First off, the play Orestes carries themes of man’s interpretation of divine will and whether violence should have a place in divine will. Batman begins issue #40 with a inner monologue that suggests it doesn’t matter how things shake out, whether he catches the red hood or whether the red hood falls into the vat of chemicals, they will always arrive at this moment in time, the moment where they must battle to the death. The Joker throughout the issue explains that the reason he is always laughing is because whatever Batman does to try and help the city doesn’t matter. In the end it is all meaningless. They don’t have control what path they travel, it will always end up at the same destination. Also, if you didn’t get this theme from the chest plate, just take a look at the cover.
Secondly I think it is Snyder saying, “Don’t worry guys, he will be okay”. The harness is used in the play for Apollo to come down and save everyone when all is lost. It is used for a “deus ex machina”. What is a “deus ex machina”? It is a story telling device used when a writer has seemingly backed himself into a corner and needs to get out. It is the god that swoops in and saves the day when all seems lost. Snyder is reminding us that he has everything under control. It may seem like all is lost, but he has a “deus ex machina” up his sleeve.

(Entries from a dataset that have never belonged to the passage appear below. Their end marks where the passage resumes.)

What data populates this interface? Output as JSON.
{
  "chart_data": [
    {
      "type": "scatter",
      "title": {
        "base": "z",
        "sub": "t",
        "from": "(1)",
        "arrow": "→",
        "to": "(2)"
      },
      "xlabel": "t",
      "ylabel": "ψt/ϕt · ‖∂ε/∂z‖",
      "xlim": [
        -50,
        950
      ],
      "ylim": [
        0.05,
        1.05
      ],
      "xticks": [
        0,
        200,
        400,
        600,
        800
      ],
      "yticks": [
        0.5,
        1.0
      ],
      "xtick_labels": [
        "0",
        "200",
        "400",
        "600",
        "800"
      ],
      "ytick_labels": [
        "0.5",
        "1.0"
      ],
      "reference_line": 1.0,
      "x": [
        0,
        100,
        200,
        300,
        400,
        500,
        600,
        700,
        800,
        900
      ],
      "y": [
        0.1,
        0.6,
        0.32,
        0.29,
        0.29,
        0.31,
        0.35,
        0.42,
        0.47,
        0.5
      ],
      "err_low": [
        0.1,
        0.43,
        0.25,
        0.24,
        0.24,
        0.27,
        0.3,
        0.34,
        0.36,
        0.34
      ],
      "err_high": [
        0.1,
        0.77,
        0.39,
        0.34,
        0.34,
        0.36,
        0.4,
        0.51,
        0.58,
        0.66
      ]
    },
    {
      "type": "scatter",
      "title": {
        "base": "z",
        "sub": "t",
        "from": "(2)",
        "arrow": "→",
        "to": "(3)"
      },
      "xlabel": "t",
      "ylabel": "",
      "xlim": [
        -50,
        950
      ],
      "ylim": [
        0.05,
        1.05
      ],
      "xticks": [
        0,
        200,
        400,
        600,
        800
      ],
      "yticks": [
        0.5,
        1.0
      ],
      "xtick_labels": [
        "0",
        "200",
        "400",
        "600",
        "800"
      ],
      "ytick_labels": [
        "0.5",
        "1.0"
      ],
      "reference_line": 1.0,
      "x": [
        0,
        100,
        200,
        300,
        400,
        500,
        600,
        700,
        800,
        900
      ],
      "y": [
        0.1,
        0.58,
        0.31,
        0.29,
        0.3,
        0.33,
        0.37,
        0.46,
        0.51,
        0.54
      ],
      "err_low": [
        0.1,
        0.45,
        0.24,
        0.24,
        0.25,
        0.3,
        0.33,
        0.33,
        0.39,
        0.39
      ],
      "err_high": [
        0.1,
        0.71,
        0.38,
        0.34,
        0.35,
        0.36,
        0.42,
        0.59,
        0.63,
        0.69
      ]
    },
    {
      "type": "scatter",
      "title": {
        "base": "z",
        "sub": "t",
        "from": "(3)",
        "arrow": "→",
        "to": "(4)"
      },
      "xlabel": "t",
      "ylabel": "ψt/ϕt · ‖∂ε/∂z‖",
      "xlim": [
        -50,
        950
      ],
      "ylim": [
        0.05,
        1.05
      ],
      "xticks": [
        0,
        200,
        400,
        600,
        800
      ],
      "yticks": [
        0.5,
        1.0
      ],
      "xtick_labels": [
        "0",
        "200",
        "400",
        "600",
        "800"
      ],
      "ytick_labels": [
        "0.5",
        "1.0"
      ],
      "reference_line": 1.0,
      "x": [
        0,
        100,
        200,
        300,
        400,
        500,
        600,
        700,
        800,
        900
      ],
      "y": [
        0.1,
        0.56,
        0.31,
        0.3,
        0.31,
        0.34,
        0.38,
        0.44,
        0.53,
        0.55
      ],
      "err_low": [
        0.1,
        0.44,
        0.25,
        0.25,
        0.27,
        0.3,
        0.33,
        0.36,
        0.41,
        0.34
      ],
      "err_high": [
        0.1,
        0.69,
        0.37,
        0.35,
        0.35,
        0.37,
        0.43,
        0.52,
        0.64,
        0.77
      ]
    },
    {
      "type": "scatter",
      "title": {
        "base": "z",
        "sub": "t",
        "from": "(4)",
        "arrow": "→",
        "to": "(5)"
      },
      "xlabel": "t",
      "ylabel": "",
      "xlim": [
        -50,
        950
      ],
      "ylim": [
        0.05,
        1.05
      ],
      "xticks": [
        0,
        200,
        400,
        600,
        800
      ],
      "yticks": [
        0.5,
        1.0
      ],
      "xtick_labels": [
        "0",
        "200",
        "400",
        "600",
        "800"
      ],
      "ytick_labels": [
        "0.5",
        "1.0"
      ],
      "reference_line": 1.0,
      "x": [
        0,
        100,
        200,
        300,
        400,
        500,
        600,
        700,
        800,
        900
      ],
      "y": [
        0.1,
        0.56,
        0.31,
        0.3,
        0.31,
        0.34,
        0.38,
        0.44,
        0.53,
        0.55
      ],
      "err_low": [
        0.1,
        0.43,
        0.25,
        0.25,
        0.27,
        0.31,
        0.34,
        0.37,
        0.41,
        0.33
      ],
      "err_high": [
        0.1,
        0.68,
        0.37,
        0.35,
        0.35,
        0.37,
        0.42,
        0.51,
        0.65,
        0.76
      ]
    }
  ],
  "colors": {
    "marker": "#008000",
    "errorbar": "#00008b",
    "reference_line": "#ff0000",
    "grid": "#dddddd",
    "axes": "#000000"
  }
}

It is clear that Bruce knows he has to die in this moment. He knows this battle with the Joker is going to be the final battle for both of them. If Bruce knows he is going to die, then he definitely has a plan to make sure he doesn’t. Why do I think he knows he is going to die? Reread the final fight scene. Batman is extremely sarcastic with Joker, and not sarcastic in a I-found-out-how-you-did-it kind of way. He is sarcastic in an arrogant kind of way. He is begging Joker to say that he forgives Batman for not believing him. Batman is making fun of Joker’s claim to be immortal, basically laughing in the Jokesters face. Batman is toying with Joker in this scene, and that is something I have never seen from him. He is comfortable in this moment, because he knows the outcome and he is not afraid. He concludes the sarcastic scene by saying he is just going to lie with his friend for a while. Some might say that this is Batman admitting that he and the Joker are cut from the same mould. He finally agrees with Joker, that they are meant to be, they are in fact some sort of deranged married couple. Without being disrespectful, I am going to say it doesn’t mean that. Don’t get me wrong, the themes of duality and love are all there. In fact the pool of blood they lie in seems to resemble a heart. However, this is not what Batman’s final words are aimed at. It is the final shot that Batman can take. He has finally done it, he killed the Joker. It may have cost him his own life, but he can finally relax. He did it, he won. He can finally lay there beside the Joker and mock him. The Joker has been telling jokes long enough, it is time for Bruce to take the mic.
Last thing I am going to touch on is the note that Bruce leaves. This of course is the note that Joker always leaves Bruce. He always thinks he has the Joker dead and gone, until he receives those horrifying two letters, “HA”. Bruce knows he is going into the final battle and he knows he is going to win. We all had the thought for a split second, maybe the Joker was dead at the end of Death of the Family, that is until we read his message. Well, let this be another message to all of you. Bruce is getting the last laugh here. He had a plan, and he is probably sipping down Mai Tai’s on a beach right now while everyone sheds a tear.
The story of Batman is a tragedy, as Alfred has said. However, this blogger is convinced that Snyder has promised a happy ending.